Sea Shepherd Win Court Ruling Over Released Bluefin Tuna

By Damian Robin
Damian Robin
Damian Robin
June 27, 2012Updated: October 1, 2015
 Sea Shepherd  ship 'Steve Irwin'
Captain Paul Watson and Terri Irwin stand beside the ship as the Sea Shepherd Conservation Society renames its whale defending ship 'Steve Irwin' at Victoria Docks on Dec. 5, 2007, in Melbourne, Australia. (Quinn Rooney/Getty Images)

Marine defence group Sea Shepherd has won a lawsuit filed against it by a Maltese fisheries company for releasing hundreds of bluefin tuna from pens off the coast of Libya in June 2010.

The ruling, given on Monday, June 25, at the Admiralty Court in London, was that the UK Court was not the proper place to file the suit. Mr Justice Hamblin ordered the case against the Sea Shepherd Conservation Society, Sea Shepherd UK, and Captain Paul Watson dismissed.

Sea Shepherd admit to freeing 800 large bluefin tuna, saying the fish were caught after the fishing season had ended.

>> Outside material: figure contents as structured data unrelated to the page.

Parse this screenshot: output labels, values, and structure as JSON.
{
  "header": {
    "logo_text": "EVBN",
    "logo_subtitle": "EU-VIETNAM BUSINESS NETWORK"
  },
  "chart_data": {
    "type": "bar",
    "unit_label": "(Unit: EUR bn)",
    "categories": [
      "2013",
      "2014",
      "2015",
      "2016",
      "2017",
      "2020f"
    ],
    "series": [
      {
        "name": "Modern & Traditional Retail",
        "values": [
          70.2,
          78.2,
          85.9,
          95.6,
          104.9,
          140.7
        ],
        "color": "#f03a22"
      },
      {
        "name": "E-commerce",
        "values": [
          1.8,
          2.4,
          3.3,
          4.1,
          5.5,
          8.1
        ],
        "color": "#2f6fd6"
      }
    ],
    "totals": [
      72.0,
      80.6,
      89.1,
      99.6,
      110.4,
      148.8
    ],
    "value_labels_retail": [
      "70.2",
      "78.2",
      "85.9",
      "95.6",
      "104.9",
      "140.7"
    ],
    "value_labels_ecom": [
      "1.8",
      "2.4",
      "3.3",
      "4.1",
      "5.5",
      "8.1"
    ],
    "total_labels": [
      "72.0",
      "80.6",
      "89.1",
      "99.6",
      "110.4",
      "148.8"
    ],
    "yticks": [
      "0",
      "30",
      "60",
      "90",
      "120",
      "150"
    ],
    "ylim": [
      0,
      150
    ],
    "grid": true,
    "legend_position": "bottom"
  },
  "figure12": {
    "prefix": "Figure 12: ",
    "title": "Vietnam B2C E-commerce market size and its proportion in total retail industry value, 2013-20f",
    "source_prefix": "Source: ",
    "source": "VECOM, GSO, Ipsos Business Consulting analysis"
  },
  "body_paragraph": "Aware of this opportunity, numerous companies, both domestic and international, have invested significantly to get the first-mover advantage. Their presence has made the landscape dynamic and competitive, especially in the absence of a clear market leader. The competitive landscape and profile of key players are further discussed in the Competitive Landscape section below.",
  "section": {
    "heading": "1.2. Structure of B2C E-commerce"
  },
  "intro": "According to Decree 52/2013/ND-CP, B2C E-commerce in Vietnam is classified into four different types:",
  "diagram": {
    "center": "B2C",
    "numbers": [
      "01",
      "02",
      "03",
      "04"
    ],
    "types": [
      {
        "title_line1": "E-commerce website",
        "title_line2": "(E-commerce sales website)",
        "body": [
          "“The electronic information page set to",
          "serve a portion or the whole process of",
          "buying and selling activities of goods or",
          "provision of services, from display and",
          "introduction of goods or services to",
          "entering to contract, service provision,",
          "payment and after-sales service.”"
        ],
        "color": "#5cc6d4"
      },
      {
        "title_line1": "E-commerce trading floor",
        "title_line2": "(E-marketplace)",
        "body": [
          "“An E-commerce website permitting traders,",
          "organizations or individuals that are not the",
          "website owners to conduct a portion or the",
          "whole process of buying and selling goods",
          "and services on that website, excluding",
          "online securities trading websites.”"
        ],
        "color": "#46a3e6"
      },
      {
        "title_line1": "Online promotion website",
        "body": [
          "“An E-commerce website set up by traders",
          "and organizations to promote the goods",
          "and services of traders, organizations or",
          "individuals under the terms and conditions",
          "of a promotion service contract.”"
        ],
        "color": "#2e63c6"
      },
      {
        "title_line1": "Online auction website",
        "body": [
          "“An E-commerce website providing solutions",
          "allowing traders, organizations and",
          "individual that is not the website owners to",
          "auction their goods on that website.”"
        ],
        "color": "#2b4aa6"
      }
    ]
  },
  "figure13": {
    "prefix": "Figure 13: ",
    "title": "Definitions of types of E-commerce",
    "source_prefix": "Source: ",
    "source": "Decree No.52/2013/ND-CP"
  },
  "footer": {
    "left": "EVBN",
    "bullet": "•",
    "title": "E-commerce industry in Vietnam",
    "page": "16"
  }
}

“What we did in 2010 we have no apologies for,” Watson said in a press release. “We freed 800 large endangered bluefin tuna illegally caught by poachers off the coast of Libya. We cut the nets and when the Maltese company that claimed ownership of these liberated fish sued us, we stood our ground in court and we won, the tuna won, and the poachers lost.”

Fish and Fish, who brought the suit, claim the fish were netted before the European Commission closed the purse seiner tuna fishing season on midnight June 10, 2010.

The company was using a purse seining method of fishing where nets hang from floats on the surface water and are weighed to create a net wall. When fish have assembled, the top of the nets are drawn into a circle and the base tied. 

Dolphins are often trapped with this method and quotas are restricted. The season lasts about two weeks. Fishing from poles where fish are caught singly is allowed at other times.

The Fish and Fish vessels towed the catch to circular, rigid holding pens off the Libyan coast. Sea Shepherd divers cut through these pens to release the bluefins.

Although legislation is on the international statute books, it is only lightly policed. The Libyan Search and Rescue Centre is responsible for the waters where the conflict happened.

It failed to take notice of warnings from the Fish and Fish vessels that they were being threatened by the Steve Irwin, the Sea Shepherd ship.

There are claims and counter-claims about what happened between the two organisations.

Sea Shepherd had a helicopter and dingies and said the Steve Irwin was rammed by a Fish and Fish tug, which caused it to plough into the pens’ walkway on which some fisheries personnel were working. The fisheries company say Sea Shepherd are pirates and used rubber bullets and tear gas. Sea Shepherd say they dropped bottles of rotten butter onto the deck of a fishery vessel when it got too close, according to the Times of Malta.

Two men were air lifted from a fishery vessel, one with an arm injury reported to have been ripped by one of the Steve Irwin crew with a long fish hook. Another fisheries man had a bandaged hand.

After diplomatic messages from the Maltese government to Libya, the Libyan Navy saw off the Steve Irwin but the fish had escaped.

The Steve Irwin is registered in Holland where Fish and Fish queried the registration. The Steve Irwin is named after the Australian conservationist killed by a stingray in 2006.

It was at a court session in Edinburgh in July 2011 that a bond was put on the Steve Irwin. The ship was in the Shetlands waiting to go to help with a demonstration off the Faroe Islands. 

The bond was for £520,000 and it looked like the ship would have to be sold. A campaign was mounted and the full bond was raised by supporters in 10 days.

The bond has now been returned to Sea Shepherd pending the result of a Fish and Fish appeal to a higher court.

Fish and Fish are to pay an estimated £200,000 towards Sea Shepherd’s legal costs.